I was baptized at 13.
The way Jesus set the example.
No baptism here. I am a godfather though. Church was pretty lax on that and figured I was good enough.
I certainly didn’t expect to hear that from you.
You’re probably one if the most innocent people here.
Probably. I don’t belong to a church and not does my sister, so they were super lax.
Thanks for being truthful, Dan.
I suppose you have to get baptized to become a liar.
Some people feel that if the world knows the truth they will see the person(s)as weak.
You’re embarrassed by your baptism but just yesterday you seemed so proud of your decision to be baptized. “EVEN got baptized”. such a proud moment, for both of us really. Only to be shattered by your shame, your embarrassment, your humiliation in knowing people are going to know and already do.
You are men but you are acting like little girls hiding from a monster in the closet.
Michele, your attempt at psychoanalysis is ill founded, and your attempt to draw conclusions from tiny specks of data does not reflect well on you.
I have no shame, embarrassment or humiliation over my baptism. I was a kid and knew no better. I certainly have no pride in it, either. It is a foolish ritual.
Believe what you choose. It won’t make it true.
That’s a damn lie. You were 12 and knew exactly what you were doing. And THAT doesn’t reflect well on you.
For if, after they have escaped the defilements of the world through the knowledge of our Lord and Savior Jesus Christ, they are again entangled in them and overcome, the last state has become worse for them than the first. For it would have been better for them never to have known the way of righteousness than after knowing it to turn back from the holy commandment delivered to them. What the true proverb says has happened to them: “The dog returns to its own vomit, and the sow, after washing herself, returns to wallow in the mire.”
2 Peter 2: 20-22
For it is IMPOSSIBLE, in the case of those who have once been enlightened, who have tasted the heavenly gift, and have shared in the Holy Spirit, and have tasted the goodness of the word of God and the powers of the age to come, and then have fallen away, to restore them again to repentance, since they are crucifying once again the Son of God to their own harm and holding him up to contempt.
Hebrews 6: 4-6
I can’t lead you to Christ so you should never worry again that I am attempting to lead you in that direction. There is no salvation for you two since you have already received His merciful GIFT of Grace upon your souls. It is clear to me that you truly would rather burn and I have to be okay with that and now…I am.
Matthew 19: 26.
My sheep hear My voice, and I know them and they follow Me. And I give them eternal life, and they shall never perish; neither shall anyone snatch them out of My hand (John 10:27,28).

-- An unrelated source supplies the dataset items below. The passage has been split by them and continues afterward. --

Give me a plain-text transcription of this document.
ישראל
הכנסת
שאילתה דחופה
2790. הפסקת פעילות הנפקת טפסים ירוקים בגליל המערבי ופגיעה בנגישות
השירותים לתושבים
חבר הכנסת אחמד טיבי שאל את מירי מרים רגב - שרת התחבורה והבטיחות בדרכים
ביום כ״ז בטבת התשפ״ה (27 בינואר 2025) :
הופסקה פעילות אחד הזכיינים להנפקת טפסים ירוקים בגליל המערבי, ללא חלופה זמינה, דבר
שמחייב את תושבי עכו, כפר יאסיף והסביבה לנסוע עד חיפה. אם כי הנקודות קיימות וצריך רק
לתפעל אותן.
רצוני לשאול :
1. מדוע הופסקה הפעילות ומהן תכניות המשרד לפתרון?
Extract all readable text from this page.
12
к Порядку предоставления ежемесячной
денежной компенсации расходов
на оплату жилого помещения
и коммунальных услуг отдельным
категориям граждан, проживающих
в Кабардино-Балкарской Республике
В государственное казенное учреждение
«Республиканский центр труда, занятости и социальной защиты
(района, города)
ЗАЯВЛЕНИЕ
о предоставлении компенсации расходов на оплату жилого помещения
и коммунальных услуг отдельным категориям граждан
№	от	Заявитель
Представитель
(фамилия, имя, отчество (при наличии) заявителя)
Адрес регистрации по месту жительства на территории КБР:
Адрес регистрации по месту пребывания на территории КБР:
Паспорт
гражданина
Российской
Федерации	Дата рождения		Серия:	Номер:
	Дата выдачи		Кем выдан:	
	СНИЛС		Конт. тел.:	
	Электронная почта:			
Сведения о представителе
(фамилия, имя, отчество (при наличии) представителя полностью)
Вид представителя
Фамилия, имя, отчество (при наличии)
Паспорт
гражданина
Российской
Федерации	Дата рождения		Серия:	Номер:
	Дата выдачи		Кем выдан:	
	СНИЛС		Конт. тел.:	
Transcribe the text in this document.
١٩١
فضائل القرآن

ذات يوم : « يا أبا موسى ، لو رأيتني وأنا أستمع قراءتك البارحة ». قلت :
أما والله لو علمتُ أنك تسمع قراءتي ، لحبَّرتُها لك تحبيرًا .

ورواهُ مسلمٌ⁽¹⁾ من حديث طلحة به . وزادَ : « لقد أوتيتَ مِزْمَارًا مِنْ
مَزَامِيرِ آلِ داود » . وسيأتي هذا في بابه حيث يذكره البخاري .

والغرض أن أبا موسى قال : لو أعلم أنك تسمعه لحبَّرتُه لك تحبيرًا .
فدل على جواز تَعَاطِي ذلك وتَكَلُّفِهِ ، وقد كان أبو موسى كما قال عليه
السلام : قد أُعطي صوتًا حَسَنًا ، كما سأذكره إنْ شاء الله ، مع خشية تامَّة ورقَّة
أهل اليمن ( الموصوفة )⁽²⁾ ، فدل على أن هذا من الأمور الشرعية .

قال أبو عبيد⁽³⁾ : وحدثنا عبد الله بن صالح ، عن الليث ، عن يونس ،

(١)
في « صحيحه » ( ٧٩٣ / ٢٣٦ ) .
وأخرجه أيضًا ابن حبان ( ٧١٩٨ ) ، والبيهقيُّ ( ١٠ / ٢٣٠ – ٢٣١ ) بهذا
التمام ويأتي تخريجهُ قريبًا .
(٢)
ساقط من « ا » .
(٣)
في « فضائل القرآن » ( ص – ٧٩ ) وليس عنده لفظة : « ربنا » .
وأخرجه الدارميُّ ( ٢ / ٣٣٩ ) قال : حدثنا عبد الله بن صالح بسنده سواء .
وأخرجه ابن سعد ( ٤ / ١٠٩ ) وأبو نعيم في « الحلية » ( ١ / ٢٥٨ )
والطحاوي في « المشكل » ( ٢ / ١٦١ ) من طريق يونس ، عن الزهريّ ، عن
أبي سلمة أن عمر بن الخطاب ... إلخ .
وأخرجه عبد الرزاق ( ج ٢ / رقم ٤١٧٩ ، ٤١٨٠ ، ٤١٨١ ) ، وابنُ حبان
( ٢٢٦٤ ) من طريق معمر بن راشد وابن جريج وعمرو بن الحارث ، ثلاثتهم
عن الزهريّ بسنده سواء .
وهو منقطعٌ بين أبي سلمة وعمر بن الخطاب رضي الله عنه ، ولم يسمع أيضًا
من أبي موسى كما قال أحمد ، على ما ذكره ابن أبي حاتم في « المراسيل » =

How could you hear His voice and then deny His Name?
Don’t bother. I really don’t care anymore. It’s between you and God now. Not my busy-body business.
I started reading other books.
That must have made you stupid, Reg, but don’t worry, you will be in good company. There are a lot of stupid people in Hell.
I want to believe I have vented and got it out of my system.
When you brave souls are ready, I’m prepared to discuss every subject like an adult who has read a thousand books.
Don’t mistake my words. I can vent more. For some reason, I keep hearing this small still voice telling me to be quiet. Listen to the silence. Hear what it says.
I serve a witty God.
All of you baptized liars together with all the words you have read collectively could never make my heart smile the way Gods incredibly strong still voice does.
You cannot know how disappointed and even crushed I am by what Reg and Gunda have said. I can’t help but wish you 2 would be locked up together for all eternity. If you don’t address what you have spoken about our Savior, I pray, in Jesus’ HOLY Name, God stokes your fire 7 times 70. You both deserve it.
I was surprised to hear Will had been baptized. I need you to tell me how we participated in the same baptism and yet we “don’t believe the same.” I’m willing to try and understand. Because I want to accept you the way you are. I don’t want to change you to make you fit my vision for you, only to find out I created some monster.
I am thankful Dan hasn’t been baptized. But for some reason I am also heartbroken.
I look forward to hearing from Daniel.